A fast recovery of the immune status is correlated with a better prognosis, so the rapid initiation of ART is essential [9]. It has been demonstrated that using ART with protease inhibitors or non-nucleoside transcriptase inhibitors could reduce HHV8-related tumours [42,43,44,45,46], while little and contradictory information exists regarding integrase inhibitors (INI) [47].

In the reported case, the patient had several factors indicating a poor prognosis, the patient was HIV-treatment naive and presented with an HHV8 viremia > 40,000 copies. Prompt initiation of ART with TAF/FTC and DTG led to a rapid immune restoration with subsequent PEL regression. Most likely, the concomitant intravenous ganciclovir treatment for CMV chorioretinitis contributed in the HHV8-related malignancy control. In 1998, regression of a case of classic PEL after ART initiation was described and to our knowledge, what we present here is the first reported case of an extracavitary PEL successfully treated with ART alone, without using chemotherapy [37].
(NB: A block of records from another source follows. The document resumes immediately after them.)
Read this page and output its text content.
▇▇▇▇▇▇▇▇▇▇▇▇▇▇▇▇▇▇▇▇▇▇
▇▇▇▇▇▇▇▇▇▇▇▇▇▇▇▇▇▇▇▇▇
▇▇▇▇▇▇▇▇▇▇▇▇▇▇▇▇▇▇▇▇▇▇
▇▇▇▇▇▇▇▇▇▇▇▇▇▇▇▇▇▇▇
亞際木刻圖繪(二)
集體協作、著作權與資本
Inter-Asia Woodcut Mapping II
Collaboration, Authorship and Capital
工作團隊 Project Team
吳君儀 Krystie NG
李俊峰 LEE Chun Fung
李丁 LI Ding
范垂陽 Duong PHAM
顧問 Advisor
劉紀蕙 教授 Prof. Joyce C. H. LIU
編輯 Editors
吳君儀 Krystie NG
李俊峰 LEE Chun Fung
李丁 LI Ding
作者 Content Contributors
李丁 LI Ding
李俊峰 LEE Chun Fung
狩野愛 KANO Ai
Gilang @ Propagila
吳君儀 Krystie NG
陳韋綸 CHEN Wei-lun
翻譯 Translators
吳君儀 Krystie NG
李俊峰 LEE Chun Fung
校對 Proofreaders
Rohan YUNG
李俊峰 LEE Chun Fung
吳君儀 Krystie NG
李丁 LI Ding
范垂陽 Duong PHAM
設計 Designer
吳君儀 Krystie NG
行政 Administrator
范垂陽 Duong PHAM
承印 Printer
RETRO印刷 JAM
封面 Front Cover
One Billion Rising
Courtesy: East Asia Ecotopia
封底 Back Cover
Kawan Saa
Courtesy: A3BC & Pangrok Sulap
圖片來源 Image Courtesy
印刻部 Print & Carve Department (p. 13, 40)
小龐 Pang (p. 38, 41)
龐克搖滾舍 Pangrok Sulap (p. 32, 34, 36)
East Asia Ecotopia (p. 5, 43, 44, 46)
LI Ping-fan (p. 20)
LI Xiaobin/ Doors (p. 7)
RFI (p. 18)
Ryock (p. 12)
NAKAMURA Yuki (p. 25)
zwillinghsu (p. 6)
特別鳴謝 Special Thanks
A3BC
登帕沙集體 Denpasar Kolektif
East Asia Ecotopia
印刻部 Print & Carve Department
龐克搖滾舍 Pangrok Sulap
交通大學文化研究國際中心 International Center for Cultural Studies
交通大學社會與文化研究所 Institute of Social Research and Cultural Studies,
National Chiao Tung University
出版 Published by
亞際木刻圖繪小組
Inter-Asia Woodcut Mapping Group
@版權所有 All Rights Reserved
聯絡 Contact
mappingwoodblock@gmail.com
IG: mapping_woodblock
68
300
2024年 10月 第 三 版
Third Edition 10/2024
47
HHV8 has been associated with different variety of tumours and lymphoproliferative disorders. The oncogenic mechanism of HHV8 infection relate to its ability to inhibit tumour suppressor genes, impair apoptosis and promote cell proliferation and systemic inflammation trough the release of viral oncogenic products, cytokines and growth factors that are human analogues, such as LANA-1, viral (v) cyclin, vInterleukin (vIL)-6 and vIL-8 [3, 19, 32, 48, 49]. Novel therapeutic strategies are focusing on the inhibition of the inflammatory and apoptotic pathways activated by the virus, with different results [1, 19, 50,51,52,53,54]. Ganciclovir, and other antiviral drugs such as cidofovir and foscavir, have a direct inhibitory activity on HHV8 replication, and have been used in HHV8-related tumours, often in association with chemotherapy. In HIV-infected patients, a prompt ART initiation followed by the immune restoration has been associated with a decrease in HHV8 replication and a better outcome in HHV8 related malignancies, as documented in HIV-infected patients with KS [42,43,44,45]. Whether to try or not a conservative approach in HIV-infected PEL patients, must be carefully evaluated, considering the patient’s characteristics and the prognostic factors.